The second patient population with de novo patients actually had a 100% response rate, which is almost unheard of. Obviously, for the first-line therapy, we do have active therapies, but it's also exciting in both aspects. We did find standard EGFR toxicities or increased than we would typically [see]. Most commonly, these included nail changes or a little bit of a rash. Because of amivantamab is a fusional drug and a monoclonal, there were some infusion-related reactions, but with good monitoring, most patients were able to get it what we call split-dosing, so splitting the first dose over 2 days.
This is super exciting and showed very promising results. I think the key thing that will be coming down the pike, as we look at the results, is figuring out which patients benefited, and which do not. Is there a molecular mechanism behind it? Is it the molecular profile? Do the patients have any nutation or didn't have any new mutation? The 2 major mutations that I described C797S and c-Met are about 40% of the resistance pattern, so there's a lot of other patients that have different patterns of resistance, and it is yet unknown as to whether or not they will benefit/won't benefit or for how long.
TARGETED ONCOLOGY: Were there any unexpected toxicities with this regimen?

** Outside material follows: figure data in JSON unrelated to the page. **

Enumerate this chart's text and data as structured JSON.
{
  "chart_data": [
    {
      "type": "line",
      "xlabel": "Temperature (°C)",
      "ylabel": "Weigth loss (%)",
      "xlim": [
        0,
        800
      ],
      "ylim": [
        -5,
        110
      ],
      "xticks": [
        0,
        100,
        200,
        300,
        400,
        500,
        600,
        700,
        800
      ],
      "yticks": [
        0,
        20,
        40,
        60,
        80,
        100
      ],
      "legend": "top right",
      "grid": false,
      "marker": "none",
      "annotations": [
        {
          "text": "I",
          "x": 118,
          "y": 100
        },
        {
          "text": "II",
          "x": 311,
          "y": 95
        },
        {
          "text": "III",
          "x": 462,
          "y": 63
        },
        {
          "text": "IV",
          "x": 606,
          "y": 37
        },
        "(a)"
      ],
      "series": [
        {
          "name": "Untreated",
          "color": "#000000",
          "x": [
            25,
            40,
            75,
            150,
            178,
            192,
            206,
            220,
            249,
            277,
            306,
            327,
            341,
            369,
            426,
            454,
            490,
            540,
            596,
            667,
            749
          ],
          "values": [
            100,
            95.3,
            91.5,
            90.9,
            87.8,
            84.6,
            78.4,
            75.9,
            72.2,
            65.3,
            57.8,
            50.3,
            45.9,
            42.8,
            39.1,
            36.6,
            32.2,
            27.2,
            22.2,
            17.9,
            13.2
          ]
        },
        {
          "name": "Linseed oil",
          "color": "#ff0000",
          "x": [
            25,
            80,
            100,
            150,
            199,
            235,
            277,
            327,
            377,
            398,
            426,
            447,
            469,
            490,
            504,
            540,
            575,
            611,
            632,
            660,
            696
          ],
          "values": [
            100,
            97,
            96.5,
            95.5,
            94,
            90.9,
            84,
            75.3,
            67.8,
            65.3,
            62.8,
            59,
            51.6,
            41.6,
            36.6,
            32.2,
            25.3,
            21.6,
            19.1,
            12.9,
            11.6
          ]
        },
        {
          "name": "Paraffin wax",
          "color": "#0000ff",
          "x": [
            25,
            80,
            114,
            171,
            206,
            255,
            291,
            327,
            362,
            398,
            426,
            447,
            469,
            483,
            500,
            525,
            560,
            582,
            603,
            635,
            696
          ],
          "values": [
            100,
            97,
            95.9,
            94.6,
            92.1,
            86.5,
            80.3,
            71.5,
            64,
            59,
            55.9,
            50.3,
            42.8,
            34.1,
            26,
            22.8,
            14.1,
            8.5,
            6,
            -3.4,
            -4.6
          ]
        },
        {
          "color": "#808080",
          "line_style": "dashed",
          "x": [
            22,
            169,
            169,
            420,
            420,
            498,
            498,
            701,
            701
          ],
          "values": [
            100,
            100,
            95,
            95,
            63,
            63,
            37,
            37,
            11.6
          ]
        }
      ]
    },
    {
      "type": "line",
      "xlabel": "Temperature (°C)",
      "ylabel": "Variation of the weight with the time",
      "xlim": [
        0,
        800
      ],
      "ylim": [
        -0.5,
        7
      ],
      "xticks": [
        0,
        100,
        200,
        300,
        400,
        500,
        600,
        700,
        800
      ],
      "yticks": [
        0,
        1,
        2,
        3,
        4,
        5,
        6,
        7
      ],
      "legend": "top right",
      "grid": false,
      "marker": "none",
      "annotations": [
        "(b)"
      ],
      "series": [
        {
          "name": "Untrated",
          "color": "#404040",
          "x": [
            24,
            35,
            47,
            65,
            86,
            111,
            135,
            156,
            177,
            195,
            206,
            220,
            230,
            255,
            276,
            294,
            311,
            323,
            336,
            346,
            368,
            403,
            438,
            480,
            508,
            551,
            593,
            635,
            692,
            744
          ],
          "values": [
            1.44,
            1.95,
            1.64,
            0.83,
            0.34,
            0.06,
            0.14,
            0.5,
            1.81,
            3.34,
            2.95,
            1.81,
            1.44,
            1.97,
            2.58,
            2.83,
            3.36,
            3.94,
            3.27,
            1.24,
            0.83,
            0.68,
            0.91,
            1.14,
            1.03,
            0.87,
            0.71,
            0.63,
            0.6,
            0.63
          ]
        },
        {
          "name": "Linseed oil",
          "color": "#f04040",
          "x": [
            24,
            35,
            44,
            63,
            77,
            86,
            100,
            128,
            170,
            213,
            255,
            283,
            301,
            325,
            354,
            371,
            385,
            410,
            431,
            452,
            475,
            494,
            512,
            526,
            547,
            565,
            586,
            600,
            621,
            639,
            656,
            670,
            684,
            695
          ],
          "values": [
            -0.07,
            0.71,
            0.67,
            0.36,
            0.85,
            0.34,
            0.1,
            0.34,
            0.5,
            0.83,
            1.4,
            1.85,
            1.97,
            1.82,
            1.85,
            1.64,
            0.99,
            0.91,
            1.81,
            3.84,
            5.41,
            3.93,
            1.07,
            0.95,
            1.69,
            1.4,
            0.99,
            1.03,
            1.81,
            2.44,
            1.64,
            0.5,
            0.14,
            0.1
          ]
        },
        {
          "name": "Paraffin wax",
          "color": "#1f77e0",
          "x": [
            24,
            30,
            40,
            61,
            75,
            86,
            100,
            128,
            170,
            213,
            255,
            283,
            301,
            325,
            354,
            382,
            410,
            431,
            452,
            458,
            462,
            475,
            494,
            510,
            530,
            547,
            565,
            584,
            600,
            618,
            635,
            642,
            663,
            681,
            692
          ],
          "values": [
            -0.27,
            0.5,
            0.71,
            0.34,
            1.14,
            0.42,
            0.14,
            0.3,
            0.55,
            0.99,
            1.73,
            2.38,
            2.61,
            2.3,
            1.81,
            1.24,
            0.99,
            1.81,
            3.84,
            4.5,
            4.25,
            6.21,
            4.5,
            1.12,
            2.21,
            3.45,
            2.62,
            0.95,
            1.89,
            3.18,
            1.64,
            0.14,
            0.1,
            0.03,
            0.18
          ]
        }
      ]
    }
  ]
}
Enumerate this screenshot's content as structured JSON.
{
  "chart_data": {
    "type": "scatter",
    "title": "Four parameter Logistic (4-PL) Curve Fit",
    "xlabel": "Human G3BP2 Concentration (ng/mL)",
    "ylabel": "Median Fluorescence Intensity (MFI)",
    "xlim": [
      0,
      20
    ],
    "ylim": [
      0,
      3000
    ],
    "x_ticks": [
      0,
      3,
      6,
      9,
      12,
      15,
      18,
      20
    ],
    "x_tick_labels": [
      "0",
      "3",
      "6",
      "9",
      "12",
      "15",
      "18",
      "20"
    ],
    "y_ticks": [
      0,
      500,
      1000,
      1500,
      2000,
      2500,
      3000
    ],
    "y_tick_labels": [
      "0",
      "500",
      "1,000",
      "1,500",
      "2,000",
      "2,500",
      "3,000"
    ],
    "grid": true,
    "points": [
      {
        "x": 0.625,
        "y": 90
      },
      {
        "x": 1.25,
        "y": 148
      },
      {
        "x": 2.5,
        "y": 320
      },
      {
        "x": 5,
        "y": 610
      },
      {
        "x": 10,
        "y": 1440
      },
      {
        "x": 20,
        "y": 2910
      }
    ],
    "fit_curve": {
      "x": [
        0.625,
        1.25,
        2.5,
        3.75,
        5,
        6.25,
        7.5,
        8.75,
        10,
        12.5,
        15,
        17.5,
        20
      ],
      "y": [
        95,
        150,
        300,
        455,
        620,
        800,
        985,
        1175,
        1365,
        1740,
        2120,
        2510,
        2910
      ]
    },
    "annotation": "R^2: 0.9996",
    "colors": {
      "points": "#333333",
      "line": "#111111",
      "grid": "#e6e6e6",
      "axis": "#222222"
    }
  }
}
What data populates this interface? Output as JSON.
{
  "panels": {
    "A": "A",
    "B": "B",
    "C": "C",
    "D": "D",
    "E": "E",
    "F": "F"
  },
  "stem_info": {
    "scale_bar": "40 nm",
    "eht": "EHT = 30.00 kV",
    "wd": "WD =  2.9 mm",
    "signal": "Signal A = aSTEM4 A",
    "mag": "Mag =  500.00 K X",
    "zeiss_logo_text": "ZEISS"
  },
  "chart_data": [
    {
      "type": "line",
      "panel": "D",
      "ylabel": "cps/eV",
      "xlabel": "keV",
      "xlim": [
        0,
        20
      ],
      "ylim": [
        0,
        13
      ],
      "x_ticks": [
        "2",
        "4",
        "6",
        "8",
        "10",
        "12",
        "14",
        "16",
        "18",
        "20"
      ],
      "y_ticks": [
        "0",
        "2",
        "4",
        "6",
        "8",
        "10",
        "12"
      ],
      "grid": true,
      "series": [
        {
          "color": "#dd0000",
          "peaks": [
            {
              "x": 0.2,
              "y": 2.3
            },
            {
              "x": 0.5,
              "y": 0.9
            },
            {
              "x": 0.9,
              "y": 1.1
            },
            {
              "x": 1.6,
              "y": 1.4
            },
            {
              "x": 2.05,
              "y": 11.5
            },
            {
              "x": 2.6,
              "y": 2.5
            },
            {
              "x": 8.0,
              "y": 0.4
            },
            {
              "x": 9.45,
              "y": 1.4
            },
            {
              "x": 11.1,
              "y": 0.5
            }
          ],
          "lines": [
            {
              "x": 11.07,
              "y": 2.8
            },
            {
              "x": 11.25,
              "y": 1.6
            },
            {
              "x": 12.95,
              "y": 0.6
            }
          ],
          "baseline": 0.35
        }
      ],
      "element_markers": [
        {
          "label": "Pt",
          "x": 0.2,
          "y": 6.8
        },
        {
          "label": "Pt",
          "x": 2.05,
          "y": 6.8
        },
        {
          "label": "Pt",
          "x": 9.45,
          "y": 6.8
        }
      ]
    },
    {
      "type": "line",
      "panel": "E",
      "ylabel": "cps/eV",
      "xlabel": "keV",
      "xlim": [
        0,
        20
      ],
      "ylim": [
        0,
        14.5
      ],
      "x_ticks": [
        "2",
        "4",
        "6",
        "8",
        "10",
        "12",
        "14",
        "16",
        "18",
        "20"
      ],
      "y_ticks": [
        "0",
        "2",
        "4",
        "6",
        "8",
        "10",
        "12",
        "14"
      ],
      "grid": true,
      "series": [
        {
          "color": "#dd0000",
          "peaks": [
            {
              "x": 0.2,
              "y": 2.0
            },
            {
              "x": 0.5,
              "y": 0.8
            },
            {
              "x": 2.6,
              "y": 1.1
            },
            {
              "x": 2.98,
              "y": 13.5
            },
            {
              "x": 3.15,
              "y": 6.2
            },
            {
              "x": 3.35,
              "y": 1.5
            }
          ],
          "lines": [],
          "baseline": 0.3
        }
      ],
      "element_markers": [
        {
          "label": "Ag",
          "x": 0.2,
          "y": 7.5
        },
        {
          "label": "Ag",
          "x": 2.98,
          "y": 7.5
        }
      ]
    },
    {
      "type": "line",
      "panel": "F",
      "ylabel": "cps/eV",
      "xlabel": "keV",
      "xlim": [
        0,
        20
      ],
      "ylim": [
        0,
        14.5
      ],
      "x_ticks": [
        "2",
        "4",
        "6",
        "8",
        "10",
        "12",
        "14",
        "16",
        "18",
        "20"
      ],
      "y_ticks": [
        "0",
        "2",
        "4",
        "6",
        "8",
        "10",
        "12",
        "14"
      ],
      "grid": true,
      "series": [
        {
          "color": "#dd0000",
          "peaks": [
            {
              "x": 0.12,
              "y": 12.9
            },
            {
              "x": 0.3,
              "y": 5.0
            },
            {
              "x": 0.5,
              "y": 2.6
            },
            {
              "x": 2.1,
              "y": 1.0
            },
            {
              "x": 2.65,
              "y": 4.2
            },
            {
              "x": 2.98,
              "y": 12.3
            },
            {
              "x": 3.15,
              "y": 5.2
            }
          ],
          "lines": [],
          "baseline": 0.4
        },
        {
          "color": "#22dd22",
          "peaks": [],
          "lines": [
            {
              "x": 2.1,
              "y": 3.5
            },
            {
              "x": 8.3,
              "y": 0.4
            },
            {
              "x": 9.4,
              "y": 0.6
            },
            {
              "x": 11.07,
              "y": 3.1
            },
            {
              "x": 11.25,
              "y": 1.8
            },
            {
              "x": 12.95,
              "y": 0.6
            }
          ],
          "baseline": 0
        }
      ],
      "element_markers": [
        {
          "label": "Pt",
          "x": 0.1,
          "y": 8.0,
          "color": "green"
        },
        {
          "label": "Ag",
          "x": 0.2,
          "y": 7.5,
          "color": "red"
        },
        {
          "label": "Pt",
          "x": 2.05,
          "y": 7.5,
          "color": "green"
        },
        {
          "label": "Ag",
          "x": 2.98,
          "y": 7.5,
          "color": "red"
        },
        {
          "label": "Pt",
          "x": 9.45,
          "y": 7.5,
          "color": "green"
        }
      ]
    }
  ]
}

Spira: All the safety signals were expected. We knew they were patients having reactions from early on, so those infusion-related reactions are very well dealt with, and most patients do better after the first dose. The other toxicity seen is classical EGFR toxicity, so that was seen, known and expected, and this was carefully monitored. While it's not as easy as taking single agent, either osimertinib or lazertinib, in general, it was well tolerated, and patients did fine with it.
TARGETED ONCOLOGY: What are the next steps of this research?
Spira: The next step is to figure out where this will fall. More patients, what are the resistance patterns, and then figuring out what is the best approach. Is to continue to look at relapsed/refractory patients, or is it to look in the frontline setting? The real question is, can you give this combination to frontline patients in lieu of osimertinib and then increase the duration of response and the durability of a response. That's tougher to look at because the timeframes are much longer. It's an IV and oral versus an oral medicine, which makes patients perhaps a little bit more reticent to participate. Nevertheless, I think those are the 2 big areas. Where does it fall in the second line therapy? Where does it go for the long term for that? Are the specific mutations to target, or is it going to be all comers and then in the frontline? Secondarily, there's some excitement for this drug in the EGFR exon 20 population. There was no data presented at ESMO this year, but we know they've explored breakthrough designation for that based on supplementary results. That's a completely separate area of interest for there is no FDA-approved drug currently.
Cho BC, Lee KH, Cho EK, et al. Amivantamab (JNJ-61186372), an EGFR-MET bispecific antibody, in combination with lazertinib, a 3rd-generation EGFR tyrosine kinase inhibitor, in advanced EGFR-mutant NSCLC. Presented at: 2020 ESMO Virtual Congress; September 19-21, 2020; Virtual. Abstract 1258O.